突然だが、財布探しが好きだ。しかしこの度、その旅がいったん終わりを迎えた。今までの財布遍歴に触れ、エンドゲームのプロダクト「HITOE FOLD ARIA」を紹介する。

the RIDGE (+ コインホーム)

マネークリップ&カードケースのthe RIDGEを愛用していた。

ラインナップとしてマネーバンドとマネークリップの2つのモデルがあり、自分は完全に見た目でマネークリップが好み。

最初はアルミニウム製を使っていたが、後にカーボンファイバー製に買い直している。カーボンファイバー製の利点は二つある。まずは軽い。毎日持ち歩くものであれば軽さは正義。もう一つは寒い時期の冷えがカーボンファイバーには無い。アルミニウムは気温によってはだいぶひんやりする。最初からカーボンファイバー製を買えばよかったと思っている。

the RIDGEの欠点はお札を三つ折りにするのが面倒なのと、枚数が多くなると見た目がよくないということ。

また小銭はカバー出来ないのでコインホームとの併用をしていた。コインホームの利便性は申し分ないが、見た目がチープなのだけ残念。

the RIDGEは今でも気に入っていて、もし小銭を持たないのであれば今後the RIDGE単体での出番も大いにある。

HITOE L-ZIP L

HITOEは建築家・佐藤宏尚氏プロデュースの革製品「SYRINX」のシリーズ。

小銭も一つの財布で持ち歩けるように、薄い財布を探していた時に見つけたのが、HITOE L-ZIP L。今まで長財布はあまり持ったことはなかったが、レイアウトが面白いので一度試してみようと思い購入。ここからSYRINXのプロダクトにすっかりハマっていく。

薄さは期待通りだった。ただ当たり前だが長財布はやはり長い。使っているうちに容量もそれほど必要なさそうだなということが分かってきた。

あとは小銭入れの取り回しが難しい。何度か小銭を床にばらまいたことがあった。

HITOE FOLD

HITOE L-ZIP Lを利用しているうちに新たにHITOE FOLDの発表があった。

二つ折りで、カードとコインが重ならず、従来の財布より薄いというのが売り。L-ZIP Lで革製品としての完成度は満足していたので、これはと思い購入した。

今まで使う中で分かった自分が財布に求める容量は、紙幣が多くとも10枚、カード7〜8枚、小銭はほぼなくてOKだが、おつりなどで出る硬貨が5枚入ると嬉しいという程度。HITOE FOLDはカード6枚がギリギリなので持ち歩くカードは吟味する必要があるものの、それ以外はパーフェクトな容量。

しばらく利用して使い勝手はほぼほぼ満足していたが、財布を開けた時に折り曲げた紙幣が広がってアクセスしづらい・しまいにくいということだけがストレスだった。

HITOE FOLD ARIA

2020年10月にニュースレターでARIAがアナウンスされた。HITOE FOLDよりさらに薄くなったことと、札押さえの追加を見て是非手に入れなければと思った。2020年11月のモニタ販売ではすぐ売り切れになり入手できず、2020年12月のクラウドファンディングで1時間ほど粘り、なんとか購入することができた。2021年1月末に無事到着。

とにかく薄い。半月ほど使ってみて非常に満足している。HITOE FOLDの欠点が改善され、ほぼ完璧の出来栄え。

ただ一点、開く角度が悪いとカードが滑り落ちやすいというのがある。しかしここも使い方と慣れでカバー出来ている。2,3度は落としたことはあるが。

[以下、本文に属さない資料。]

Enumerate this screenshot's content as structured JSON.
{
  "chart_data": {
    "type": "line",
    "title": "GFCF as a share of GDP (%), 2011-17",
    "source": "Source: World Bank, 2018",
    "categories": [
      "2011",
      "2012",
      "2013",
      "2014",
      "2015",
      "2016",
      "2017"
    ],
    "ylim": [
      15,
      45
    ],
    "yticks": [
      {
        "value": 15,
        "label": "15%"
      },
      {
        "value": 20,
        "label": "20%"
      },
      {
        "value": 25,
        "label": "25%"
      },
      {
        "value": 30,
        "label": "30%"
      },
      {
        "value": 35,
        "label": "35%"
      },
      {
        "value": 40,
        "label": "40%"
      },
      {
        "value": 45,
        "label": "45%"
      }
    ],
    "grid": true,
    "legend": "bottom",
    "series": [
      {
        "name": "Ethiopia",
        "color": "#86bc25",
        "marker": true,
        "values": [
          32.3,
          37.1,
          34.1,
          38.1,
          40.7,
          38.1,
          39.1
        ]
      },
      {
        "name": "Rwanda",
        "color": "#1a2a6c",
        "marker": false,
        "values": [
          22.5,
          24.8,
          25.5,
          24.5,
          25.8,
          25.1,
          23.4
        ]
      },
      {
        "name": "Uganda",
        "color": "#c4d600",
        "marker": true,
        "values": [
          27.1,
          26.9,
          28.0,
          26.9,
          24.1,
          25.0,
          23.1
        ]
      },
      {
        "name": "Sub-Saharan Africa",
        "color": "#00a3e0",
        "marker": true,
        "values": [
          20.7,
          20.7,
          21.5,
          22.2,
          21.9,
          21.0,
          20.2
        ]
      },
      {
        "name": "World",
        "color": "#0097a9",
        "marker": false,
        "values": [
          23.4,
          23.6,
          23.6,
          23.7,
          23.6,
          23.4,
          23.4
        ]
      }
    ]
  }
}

所有していること、持ち歩くこと自体に満足するプロダクトというのはなかなか出会えないが、HITOE FOLD ARIAはまさにそういう類の物だと思う。

当分はこの財布で問題ないという確信があるし、丁寧に作られている革製品で長く使えるだろうという期待が高い。

HITOE FOLD ARIAで「理想の財布探し」が一旦終わった感がある。

今後は気分やシーンによってthe RIDGEとの使い分けを楽しむくらいだろう。